However, the last two terms seem designed to prevent any human collaboration
Interesting take...
If that was indeed the intent, I would expect them to oppose publishing
any modifications, which isn't specifically prohibited even though modifications are mentioned as being allowed/expected.
My interpretation of the last phrase is to prevent misrepresenting eg. a modification as coming from Apple, and/or Apple being responsible for it; this topic of not mis-representing your own work as coming from the licensor is common in developer agreements.
I suppose the term "benchmark" may be ambiguous. Although one might lose in court, I think the public would consider publishing a bug fix or new feature, which permits "x" to function in some way that is functionally different from the standard, isn't the same as a benchmark result, which would typically be regarding some kind of 'performance' as a metric. I think this would be worded differently if they meant that one should not discuss the effect of a modification in general.
My impression from the wording is that they don't want 'embarrassing' comparisons of how the code could have been improved in speed or size. I can imagine this coming up in the boardroom where they are discussing the pros and cons of releasing old source code. Is finding an easy fix to a bug the same thing? Maybe, maybe not.
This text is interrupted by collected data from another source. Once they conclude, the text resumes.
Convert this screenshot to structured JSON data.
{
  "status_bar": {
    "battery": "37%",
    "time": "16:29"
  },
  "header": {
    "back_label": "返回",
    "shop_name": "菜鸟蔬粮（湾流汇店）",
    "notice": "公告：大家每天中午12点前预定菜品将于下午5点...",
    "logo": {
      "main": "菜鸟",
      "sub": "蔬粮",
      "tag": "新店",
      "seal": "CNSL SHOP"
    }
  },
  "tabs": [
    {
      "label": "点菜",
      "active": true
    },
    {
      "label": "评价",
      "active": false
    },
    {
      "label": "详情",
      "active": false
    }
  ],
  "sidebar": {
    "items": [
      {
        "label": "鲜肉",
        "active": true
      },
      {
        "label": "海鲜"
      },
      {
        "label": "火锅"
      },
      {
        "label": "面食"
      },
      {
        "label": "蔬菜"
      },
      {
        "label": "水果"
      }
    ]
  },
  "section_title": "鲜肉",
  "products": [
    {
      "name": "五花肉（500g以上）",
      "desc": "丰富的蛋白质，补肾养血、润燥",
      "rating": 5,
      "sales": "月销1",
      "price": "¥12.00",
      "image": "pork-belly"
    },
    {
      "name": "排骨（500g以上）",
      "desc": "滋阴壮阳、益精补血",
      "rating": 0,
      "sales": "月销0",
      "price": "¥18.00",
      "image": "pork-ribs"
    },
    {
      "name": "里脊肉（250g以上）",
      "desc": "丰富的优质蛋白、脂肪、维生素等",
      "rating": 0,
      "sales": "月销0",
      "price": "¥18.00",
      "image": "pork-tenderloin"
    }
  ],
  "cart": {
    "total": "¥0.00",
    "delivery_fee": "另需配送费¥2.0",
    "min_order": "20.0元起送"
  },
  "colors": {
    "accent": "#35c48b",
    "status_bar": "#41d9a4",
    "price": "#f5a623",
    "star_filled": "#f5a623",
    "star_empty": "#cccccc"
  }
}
So my current thinking is that I would not be reluctant to publish details of a modification to fix a bug or add a feature, assuming it is done without re-publishing the source code.
Obviously we ought to sort out this issue as best we can, so further thoughts, opinions, and discussion would be helpful.
Ancillary thought: AFAIK, Lisa and the Lisa Logo are not actually trademarks. In general, they aren't accompanied by the informal trademark symbol "TM" or the registered trademark symbol "circle-R", although perhaps they are in some isolated literature.